Department of Physiology and Pathophysiology, Peking University Health Science Center, and Key Laboratory of Molecular Cardiovascular Science, Ministry of Education, Beijing 100191, China.
Int J Mol Sci. 2020 Apr 26;21(9):3066. doi: 10.3390/ijms21093066.

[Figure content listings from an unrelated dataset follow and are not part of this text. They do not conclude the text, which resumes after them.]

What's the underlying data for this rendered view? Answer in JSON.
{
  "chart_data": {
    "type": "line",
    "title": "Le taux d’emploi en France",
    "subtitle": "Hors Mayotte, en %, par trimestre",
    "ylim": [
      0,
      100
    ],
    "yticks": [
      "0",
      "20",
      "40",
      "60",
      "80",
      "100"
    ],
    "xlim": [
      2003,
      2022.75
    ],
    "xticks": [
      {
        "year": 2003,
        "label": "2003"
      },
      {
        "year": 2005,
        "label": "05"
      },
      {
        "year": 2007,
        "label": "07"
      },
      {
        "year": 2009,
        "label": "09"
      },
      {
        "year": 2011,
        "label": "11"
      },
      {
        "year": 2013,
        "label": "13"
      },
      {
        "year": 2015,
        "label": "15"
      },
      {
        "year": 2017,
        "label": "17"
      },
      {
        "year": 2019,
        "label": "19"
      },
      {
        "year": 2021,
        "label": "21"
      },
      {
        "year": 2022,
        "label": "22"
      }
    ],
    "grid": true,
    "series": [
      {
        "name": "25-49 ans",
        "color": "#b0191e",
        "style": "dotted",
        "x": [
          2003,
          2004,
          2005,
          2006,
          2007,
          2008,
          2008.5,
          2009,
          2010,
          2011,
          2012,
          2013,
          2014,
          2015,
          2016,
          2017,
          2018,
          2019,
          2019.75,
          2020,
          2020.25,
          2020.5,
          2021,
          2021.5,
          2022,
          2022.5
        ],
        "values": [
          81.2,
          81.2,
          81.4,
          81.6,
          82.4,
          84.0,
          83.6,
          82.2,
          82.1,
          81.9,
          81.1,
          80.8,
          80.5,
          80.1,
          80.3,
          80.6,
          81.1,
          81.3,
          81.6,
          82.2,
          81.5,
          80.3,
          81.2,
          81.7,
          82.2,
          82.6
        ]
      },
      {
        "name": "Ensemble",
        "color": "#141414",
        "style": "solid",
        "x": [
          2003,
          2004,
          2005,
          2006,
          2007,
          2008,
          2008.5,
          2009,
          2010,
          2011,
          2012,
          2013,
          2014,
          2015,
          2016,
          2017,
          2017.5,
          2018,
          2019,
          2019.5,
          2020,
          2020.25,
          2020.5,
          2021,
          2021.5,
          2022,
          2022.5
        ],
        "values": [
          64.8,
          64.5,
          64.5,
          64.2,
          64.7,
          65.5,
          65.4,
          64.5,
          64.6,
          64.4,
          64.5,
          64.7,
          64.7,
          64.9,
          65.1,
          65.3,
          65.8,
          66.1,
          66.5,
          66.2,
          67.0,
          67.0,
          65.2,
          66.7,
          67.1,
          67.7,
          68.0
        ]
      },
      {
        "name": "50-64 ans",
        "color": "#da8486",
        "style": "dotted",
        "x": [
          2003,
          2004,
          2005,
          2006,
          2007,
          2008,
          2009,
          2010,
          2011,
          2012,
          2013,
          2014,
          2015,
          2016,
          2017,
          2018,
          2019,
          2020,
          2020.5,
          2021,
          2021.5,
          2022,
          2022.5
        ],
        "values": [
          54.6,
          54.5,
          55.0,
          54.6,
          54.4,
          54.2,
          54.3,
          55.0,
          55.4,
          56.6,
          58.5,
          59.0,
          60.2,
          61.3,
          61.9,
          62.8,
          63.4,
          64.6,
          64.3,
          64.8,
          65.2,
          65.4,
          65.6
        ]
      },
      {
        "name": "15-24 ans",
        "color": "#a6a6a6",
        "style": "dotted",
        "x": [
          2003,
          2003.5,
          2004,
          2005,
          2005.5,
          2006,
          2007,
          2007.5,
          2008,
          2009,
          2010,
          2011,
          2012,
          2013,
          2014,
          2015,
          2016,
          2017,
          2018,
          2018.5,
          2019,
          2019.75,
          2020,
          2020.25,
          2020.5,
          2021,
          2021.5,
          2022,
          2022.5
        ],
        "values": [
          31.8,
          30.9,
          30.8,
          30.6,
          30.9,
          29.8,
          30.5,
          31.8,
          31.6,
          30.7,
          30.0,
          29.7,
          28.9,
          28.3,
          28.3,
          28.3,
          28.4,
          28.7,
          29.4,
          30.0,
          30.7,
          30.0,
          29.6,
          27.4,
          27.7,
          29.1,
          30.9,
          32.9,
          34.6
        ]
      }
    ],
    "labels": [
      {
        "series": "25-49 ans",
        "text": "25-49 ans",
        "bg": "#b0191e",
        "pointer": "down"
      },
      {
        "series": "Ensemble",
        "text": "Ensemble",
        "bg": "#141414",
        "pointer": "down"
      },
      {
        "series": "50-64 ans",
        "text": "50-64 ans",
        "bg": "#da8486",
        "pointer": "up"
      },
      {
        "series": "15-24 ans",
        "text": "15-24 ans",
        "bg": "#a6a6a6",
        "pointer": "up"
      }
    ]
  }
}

Non-alcoholic fatty liver disease (NAFLD) is recognized as the most frequent classification of liver disease around the globe. Along with the sequencing technologies, gut microbiota has been regarded as a vital factor for the maintenance of human and animal health and the mediation of multiple diseases. The modulation of gut microbiota as a mechanism affecting the pathogenesis of NAFLD is becoming a growing area of concern. Recent advances in the communication between gut and hepatic tissue pave novel ways to better explain the molecular mechanisms regarding the pathological physiology of NAFLD. In this review, we recapitulate the current knowledge of the mechanisms correlated with the development and progression of NAFLD regulated by the gut microbiome and gut-liver axis, which may provide crucial therapeutic strategies for NAFLD. These mechanisms predominantly involve: (1) the alteration in gut microbiome profile; (2) the effects of components and metabolites from gut bacteria (e.g., lipopolysaccharides (LPS), trimethylamine-N-oxide (TMAO), and N,N,N-trimethyl-5-aminovaleric acid (TMAVA)); and (3) the impairment of intestinal barrier function and bile acid homeostasis. In particular, the prevention and therapy of NAFLD assisted by nutritional strategies are highlighted, including probiotics, functional oligosaccharides, dietary fibers, ω-3 polyunsaturated fatty acids, functional amino acids (L-tryptophan and L-glutamine), carotenoids, and polyphenols, based on the targets excavated from the gut-liver axis.
非酒精性脂肪性肝病 (NAFLD) 被认为是全球最常见的肝脏疾病分类。随着测序技术的发展,肠道微生物群已被认为是维持人类和动物健康以及介导多种疾病的重要因素。肠道微生物群的调节作为一种影响 NAFLD 发病机制的机制,正成为一个日益受到关注的领域。肠道和肝脏组织之间的交流的最新进展为更好地解释 NAFLD 的病理生理学的分子机制开辟了新的途径。在这篇综述中,我们总结了肠道微生物组和肠-肝轴调节与 NAFLD 发展和进展相关的机制的现有知识,这可能为 NAFLD 提供重要的治疗策略。这些机制主要涉及:(1)肠道微生物组谱的改变;(2)肠道细菌的成分和代谢物的影响(例如,脂多糖(LPS)、三甲胺 N-氧化物(TMAO)和 N,N,N-三甲基-5-氨基戊酸(TMAVA));(3)肠道屏障功能和胆汁酸稳态的损害。特别强调了基于从肠-肝轴挖掘的靶点,通过营养策略辅助预防和治疗 NAFLD,包括益生菌、功能性低聚糖、膳食纤维、ω-3 多不饱和脂肪酸、功能性氨基酸(L-色氨酸和 L-谷氨酰胺)、类胡萝卜素和多酚。